肩越しの恋人
「―なまえって今日何で休んでるの?」
「スガタ君が言うには風邪だって」
教室で昼食を取りながらワコとルリが話す。
いつもならここにもう1人―なまえがいる筈なのだが、今日は病欠という事で学校に来ていない。
「彼氏とデートかもっ!」
「ばべじ(彼氏)!?」
ずいっ、と身を乗り出すルリ、にワコは口におかずを頬ばったまま目を見開く。
「聞いてないよ、そんなの!何時聞いたの!?」
「え、いや、聞いては無いけど…その…見ちゃって…」
ぽっ、と頬を染めるルリに、つられてワコの頬もうっすら赤味が差す。
「な…何を…!?」
「だから、その…ちゅーしてるとこ…学園祭の時に」
学園祭の日の夕方、教室に忘れ物をしたのを思い出して教室に行ったルリは、教室でなまえがキスしているのを見かけた。
扉に背を向けていたなまえは気づいてはいない様だったが、その相手はルリに気づいたらしく、ルリを見やり、目を細めて微笑んだ。

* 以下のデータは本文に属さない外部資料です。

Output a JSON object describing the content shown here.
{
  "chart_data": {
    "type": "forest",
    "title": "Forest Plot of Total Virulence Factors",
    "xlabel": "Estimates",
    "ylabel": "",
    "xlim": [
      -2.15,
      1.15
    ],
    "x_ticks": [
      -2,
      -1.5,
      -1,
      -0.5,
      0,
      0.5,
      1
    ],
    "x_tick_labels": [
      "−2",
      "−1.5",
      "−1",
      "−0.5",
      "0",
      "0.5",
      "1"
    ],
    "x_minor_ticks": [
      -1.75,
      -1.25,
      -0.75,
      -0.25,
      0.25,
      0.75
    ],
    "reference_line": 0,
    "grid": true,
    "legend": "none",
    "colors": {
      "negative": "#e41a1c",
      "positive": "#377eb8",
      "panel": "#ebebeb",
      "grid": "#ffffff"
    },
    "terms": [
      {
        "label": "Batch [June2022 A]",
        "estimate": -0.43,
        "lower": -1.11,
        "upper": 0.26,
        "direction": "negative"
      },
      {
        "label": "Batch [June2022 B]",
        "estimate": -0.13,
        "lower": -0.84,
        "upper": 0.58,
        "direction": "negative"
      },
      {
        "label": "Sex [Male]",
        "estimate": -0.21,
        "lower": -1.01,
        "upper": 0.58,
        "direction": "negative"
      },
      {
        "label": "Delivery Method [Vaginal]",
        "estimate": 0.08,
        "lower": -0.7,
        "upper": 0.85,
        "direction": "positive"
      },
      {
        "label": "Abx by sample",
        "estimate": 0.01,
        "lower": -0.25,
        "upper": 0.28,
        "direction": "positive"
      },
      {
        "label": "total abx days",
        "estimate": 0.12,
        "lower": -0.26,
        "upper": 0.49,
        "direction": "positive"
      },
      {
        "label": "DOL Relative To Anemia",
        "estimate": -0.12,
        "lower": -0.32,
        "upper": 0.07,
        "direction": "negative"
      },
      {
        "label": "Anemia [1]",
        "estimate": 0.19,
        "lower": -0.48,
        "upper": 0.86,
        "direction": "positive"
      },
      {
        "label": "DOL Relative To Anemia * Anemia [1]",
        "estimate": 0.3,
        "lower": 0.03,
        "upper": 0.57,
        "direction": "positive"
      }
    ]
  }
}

思い出して恥ずかしくなったのかルリは顔を真っ赤にして俯く。
「だ、誰!?知ってる人!?この学校の人!?」
ルリはううん、と首を横に振る。
「知らない人だった。あたし達より少し上くらい、かな。
頭の良さそうなかっこいい人。ワコ、知り合いじゃないの?」
大抵一緒にいる3人ならもしや共通の知人かと思っていたルリは少し驚いた様に尋ねる。
「多分知らない…なまえ、そういう事ってあまり喋ってくれないから…」
「なまえってたまに不思議だよね」
パクリ、と得意料理のコロッケを食べながらルリが言う。